Una “mozione di censura” è stata comunque presentata dai deputati dei principali partiti di opposizione di centro-destra - UMP (Unione per un Movimento Popolare) e UDI (Unione dei Democratici e Indipendenti) - ma, nel dibattito previsto per giovedì, le possibilità che venga approvata risultano praticamente nulle vista la maggioranza detenuta dai “socialisti” e dal loro partner di governo (Partito Radicale di Sinistra, PRG).

La presa di posizione delle opposizioni, in ogni caso, non comporta una critica al pacchetto di legge Macron, ma è a sua volta una manovra politica per provare a far cadere il governo o, per lo meno, acuire le divisioni nel Partito Socialista.

In Francia, all’articolo 49.3 della Costituzione viene fatto raramente ricorso da parte dei presidenti. L’ultima volta fu nel 2006 con Jacques Chirac all’Eliseo e Dominique de Villepin alla guida di un governo che cercava di imporre un’altra “riforma” del mercato del lavoro nonostante le proteste di piazza. In quell’occasione, lo stesso Hollande aveva condannato duramente l’iniziativa, bollandola come “un atto di brutalità”, “la negazione della democrazia” e un modo per “impedire il dibattito parlamentare”.
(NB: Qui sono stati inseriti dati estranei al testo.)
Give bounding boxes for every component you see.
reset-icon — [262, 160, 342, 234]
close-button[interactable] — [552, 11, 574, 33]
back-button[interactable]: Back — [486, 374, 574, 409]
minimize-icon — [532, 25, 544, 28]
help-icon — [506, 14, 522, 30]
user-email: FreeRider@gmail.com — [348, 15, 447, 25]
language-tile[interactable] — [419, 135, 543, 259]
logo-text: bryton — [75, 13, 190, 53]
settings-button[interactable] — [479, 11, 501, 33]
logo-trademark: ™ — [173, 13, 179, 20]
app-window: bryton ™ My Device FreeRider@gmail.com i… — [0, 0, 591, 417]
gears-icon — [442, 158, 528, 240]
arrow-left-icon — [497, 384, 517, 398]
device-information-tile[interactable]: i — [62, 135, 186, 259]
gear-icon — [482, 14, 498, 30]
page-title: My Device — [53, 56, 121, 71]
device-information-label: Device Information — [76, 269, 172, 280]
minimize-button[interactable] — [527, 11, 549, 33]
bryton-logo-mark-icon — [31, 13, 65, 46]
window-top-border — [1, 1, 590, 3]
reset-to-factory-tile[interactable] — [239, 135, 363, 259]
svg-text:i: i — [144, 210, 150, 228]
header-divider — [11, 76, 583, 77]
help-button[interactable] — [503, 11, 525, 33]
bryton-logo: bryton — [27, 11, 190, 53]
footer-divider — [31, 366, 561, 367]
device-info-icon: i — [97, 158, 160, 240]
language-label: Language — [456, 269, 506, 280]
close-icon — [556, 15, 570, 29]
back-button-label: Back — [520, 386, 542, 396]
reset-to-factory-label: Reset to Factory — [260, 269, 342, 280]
I tre leader “socialisti” - Hollande, Valls e Macron - hanno ad ogni modo difeso la decisione di fare appello all’articolo 49.3, motivandola con la necessità di approvare a tutti i costi un provvedimento che servirebbe “per il bene del paese”. Il presidente ha mostrato tutte le sue inclinazioni democratiche mercoledì, affermando che il governo “non aveva tempo da perdere né rischi da prendere”. Il ministro Macron ha invece ricordato la presunta disponibilità del governo a discutere la legge che porta il suo nome, alla quale sarebbero stati accettati “più di mille emendamenti”.

Gli sviluppi di questa settimana in Francia confermano l’aggravamento della crisi in un cui si dibattono il presidente Hollande e il suo governo. La leadership “socialista” ha scelto di rischiare uno scontro frontale con i parlamentari “ribelli” del partito pur di riuscire a mandare in porto un pacchetto di “riforme” profondamente impopolari ma chieste a gran voce dai vertici europei, da Berlino e, più in generale, dagli ambienti del business domestico e internazionale.

Leggendo tra le righe di quanto ha scritto mercoledì il Wall Street Journal, risultano chiare le forze che agiscono sull’adozione di politiche di destra a Parigi come altrove in Europa. La testata americana ha ricordato come, “da anni, Hollande sia esposto alle pressioni di Germania e UE per implementare le riforme economiche”.

“Con una crescita ferma allo 0,4% negli ultimi tre anni e la disoccupazione in doppia cifra”, spiega il Journal, “la Francia è in ritardo anche rispetto alla timida ripresa economica dell’eurozona”. Il prossimo 27 febbraio, infine, “il ramo esecutivo dell’Unione Europea [Commissione Europea] dovrà decidere se applicare sanzioni contro la Francia per avere ripetutamente mancato le scadenze fissate per la riduzione del deficit di bilancio”.